TT, era una pregunta para ti, sin intenciones de polémica.
Con lo que me dijiste me vino la duda y así fue que pregunté.
Si pongo tal cual como puse aquí en el foro "sólo español", me fusilan por todos los errores que no ví mientras las trasladaba desde las páginas gloogle
Buenos días.


----------



## honeyheart

Euridice66 said:


> La casa dove sono nata, dove mia madre è nata, dove nonna arrivò sposa...


Creo que la frase apunta a expresar que es la casa familiar desde hace mucho tiempo, y yo la traduciría así:

_La casa donde nací yo, donde nació mi madre, donde mi abuela vivió desde que se casó..._


----------



## Neuromante

Me acaba de venir a la cabeza una opción que creo que es buena.
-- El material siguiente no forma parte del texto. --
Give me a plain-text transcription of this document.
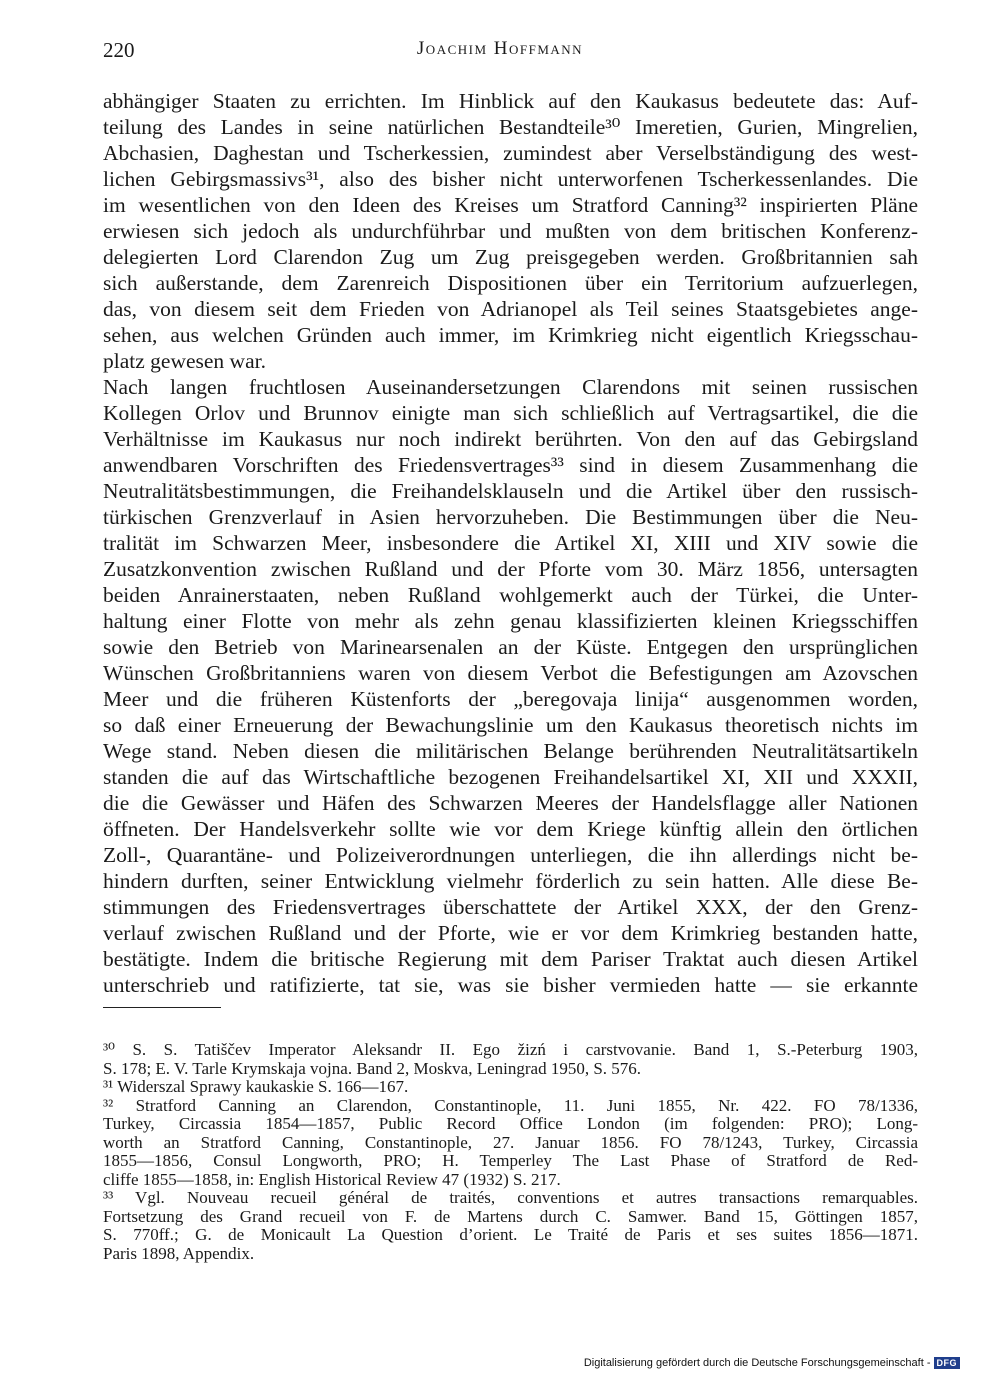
220	Joachim Hoffmann
abhängiger Staaten zu errichten. Im Hinblick auf den Kaukasus bedeutete das: Auf-
teilung des Landes in seine natürlichen Bestandteile³⁰ Imeretien, Gurien, Mingrelien,
Abchasien, Daghestan und Tscherkessien, zumindest aber Verselbständigung des west-
lichen Gebirgsmassivs³¹, also des bisher nicht unterworfenen Tscherkessenlandes. Die
im wesentlichen von den Ideen des Kreises um Stratford Canning³² inspirierten Pläne
erwiesen sich jedoch als undurchführbar und mußten von dem britischen Konferenz-
delegierten Lord Clarendon Zug um Zug preisgegeben werden. Großbritannien sah
sich außerstande, dem Zarenreich Dispositionen über ein Territorium aufzuerlegen,
das, von diesem seit dem Frieden von Adrianopel als Teil seines Staatsgebietes ange-
sehen, aus welchen Gründen auch immer, im Krimkrieg nicht eigentlich Kriegsschau-
platz gewesen war.
Nach langen fruchtlosen Auseinandersetzungen Clarendons mit seinen russischen
Kollegen Orlov und Brunnov einigte man sich schließlich auf Vertragsartikel, die die
Verhältnisse im Kaukasus nur noch indirekt berührten. Von den auf das Gebirgsland
anwendbaren Vorschriften des Friedensvertrages³³ sind in diesem Zusammenhang die
Neutralitätsbestimmungen, die Freihandelsklauseln und die Artikel über den russisch-
türkischen Grenzverlauf in Asien hervorzuheben. Die Bestimmungen über die Neu-
tralität im Schwarzen Meer, insbesondere die Artikel XI, XIII und XIV sowie die
Zusatzkonvention zwischen Rußland und der Pforte vom 30. März 1856, untersagten
beiden Anrainerstaaten, neben Rußland wohlgemerkt auch der Türkei, die Unter-
haltung einer Flotte von mehr als zehn genau klassifizierten kleinen Kriegsschiffen
sowie den Betrieb von Marinearsenalen an der Küste. Entgegen den ursprünglichen
Wünschen Großbritanniens waren von diesem Verbot die Befestigungen am Azovschen
Meer und die früheren Küstenforts der „beregovaja linija“ ausgenommen worden,
so daß einer Erneuerung der Bewachungslinie um den Kaukasus theoretisch nichts im
Wege stand. Neben diesen die militärischen Belange berührenden Neutralitätsartikeln
standen die auf das Wirtschaftliche bezogenen Freihandelsartikel XI, XII und XXXII,
die die Gewässer und Häfen des Schwarzen Meeres der Handelsflagge aller Nationen
öffneten. Der Handelsverkehr sollte wie vor dem Kriege künftig allein den örtlichen
Zoll-, Quarantäne- und Polizeiverordnungen unterliegen, die ihn allerdings nicht be-
hindern durften, seiner Entwicklung vielmehr förderlich zu sein hatten. Alle diese Be-
stimmungen des Friedensvertrages überschattete der Artikel XXX, der den Grenz-
verlauf zwischen Rußland und der Pforte, wie er vor dem Krimkrieg bestanden hatte,
bestätigte. Indem die britische Regierung mit dem Pariser Traktat auch diesen Artikel
unterschrieb und ratifizierte, tat sie, was sie bisher vermieden hatte — sie erkannte
³⁰ S. S. Tatiščev Imperator Aleksandr II. Ego žizń i carstvovanie. Band 1, S.-Peterburg 1903,
S. 178; E. V. Tarle Krymskaja vojna. Band 2, Moskva, Leningrad 1950, S. 576.
³¹ Widerszal Sprawy kaukaskie S. 166—167.
³² Stratford Canning an Clarendon, Constantinople, 11. Juni 1855, Nr. 422. FO 78/1336,
Turkey, Circassia 1854—1857, Public Record Office London (im folgenden: PRO); Long-
worth an Stratford Canning, Constantinople, 27. Januar 1856. FO 78/1243, Turkey, Circassia
1855—1856, Consul Longworth, PRO; H. Temperley The Last Phase of Stratford de Red-
cliffe 1855—1858, in: English Historical Review 47 (1932) S. 217.
³³ Vgl. Nouveau recueil général de traités, conventions et autres transactions remarquables.
Fortsetzung des Grand recueil von F. de Martens durch C. Samwer. Band 15, Göttingen 1857,
S. 770ff.; G. de Monicault La Question d’orient. Le Traité de Paris et ses suites 1856—1871.
Paris 1898, Appendix.
Digitalisierung gefördert durch die Deutsche Forschungsgemeinschaft - DFG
Al menos en español se usa para decir exactamente eso, aunque en otros contextos es un poco distinta.

La casa *a la que* mi abuela entró *para* casarse.

El significado, en el contexto, caza perfectamente.


----------



## Euridice66

Sí, Neuromante, me gusta, pero quisiera mantener, en la medida de lo posible el dove...dove..., dove de la autora, pra mantener la misma cadencia, es decir:

_La casa donde nací yo, donde nació mi madre; la casa adonde mi abuela entró para casarse._

¿Qué te parece?


----------



## 0scar

Era moderna para su época la vieja, pero ¿el cura no puso objeciones?. Ahora te casan en cualquier lado pero antes...


----------



## Euridice66

Tienes razón, Oscar, no había caido. Dejo la opción que propuse antes.


----------



## 0scar

Yo diría "...adonde la abuela llegó desposada", que significa exactamente lo mismo que en italiano.


----------



## Euridice66

Es perfecto. Lo que ocurre es que por estos lares hemos dejado de usar esta expresión, como tantas otras...


----------



## Tomby

0scar said:


> Yo diría "...adonde la abuela llegó *desposada*", que significa exactamente lo mismo que en italiano.


En el castellano de España es una palabra que está en desuso. Ahora bien, si el texto a traducir es centenario, ya es otro cantar...


----------



## 0scar

No confundir el limitado uso de un vocablo de alto nivel con obsolescencia:

http://www.elpais.com/articulo/agenda/CANTABRIA/BODA/AGUA/elpepigen/19970826elpepiage_5/Tes/
http://www-1.munimadrid.es/CSE5/control/seleccionDatos?numSerie=203010


----------



## Tomby

Esté tranquilo Vuestra Merced que intentamos no confundir los conceptos indicados.


----------



## 0scar

Obviamente y normalmente no leiste los links.
Explicale a diario El  País y al Instituto de Estadísticas de la Communidad de Madrid que usan palabras que no se usan hace siglos.


----------



## Tomby

0scar said:


> Obviamente y normalmente no leiste los links.
> Explicale a diario El País y al Instituto de Estadísticas de la Communidad de Madrid que usan palabras que no se usan hace siglos.


"normalmente" 
"que no se usan hace siglos" 
Por favor, Oscar, más demagogia no. En cuanto a mi respuesta anterior, _stavo solo scherzando_. 
Volviendo al tema..., prefiero no seguir porque con 34 respuestas pienso que son más que suficientes para esclarecer cualquier duda.
¡Buen fin de semana! 
TT.


----------



## 0scar

Ma anche io stavo scherzando!


----------



## honeyheart

Tombatossals said:


> 34 respuestas pienso que son más que suficientes para esclarecer cualquier duda.


Yo tengo una duda más : ¿por qué dice "dove nonna arrivò sposa" en vez de "dove mia nonna arrivò sposa"?


----------



## Angel.Aura

honeyheart said:


> Yo tengo una duda más : ¿por qué dice "dove nonna arrivò sposa" en vez de "dove mia nonna arrivò sposa"?


En este caso puedes omitir el "mia" porque quien escucha ya sabe que se trata de la abuela de quien habla. 

Esempi:
- vengo a cena da te. Porto anche il figlio? (mio figlio)
- siamo andati in vacanza in Sicilia, io e il marito. (mio marito)
- papà, ho già detto a mamma dell'appuntamento dal dottore. (mia mamma)


----------



## honeyheart

Ah, ahora entiendo, quedó clarísimo. 

¡Muchas gracias, Laura!


----------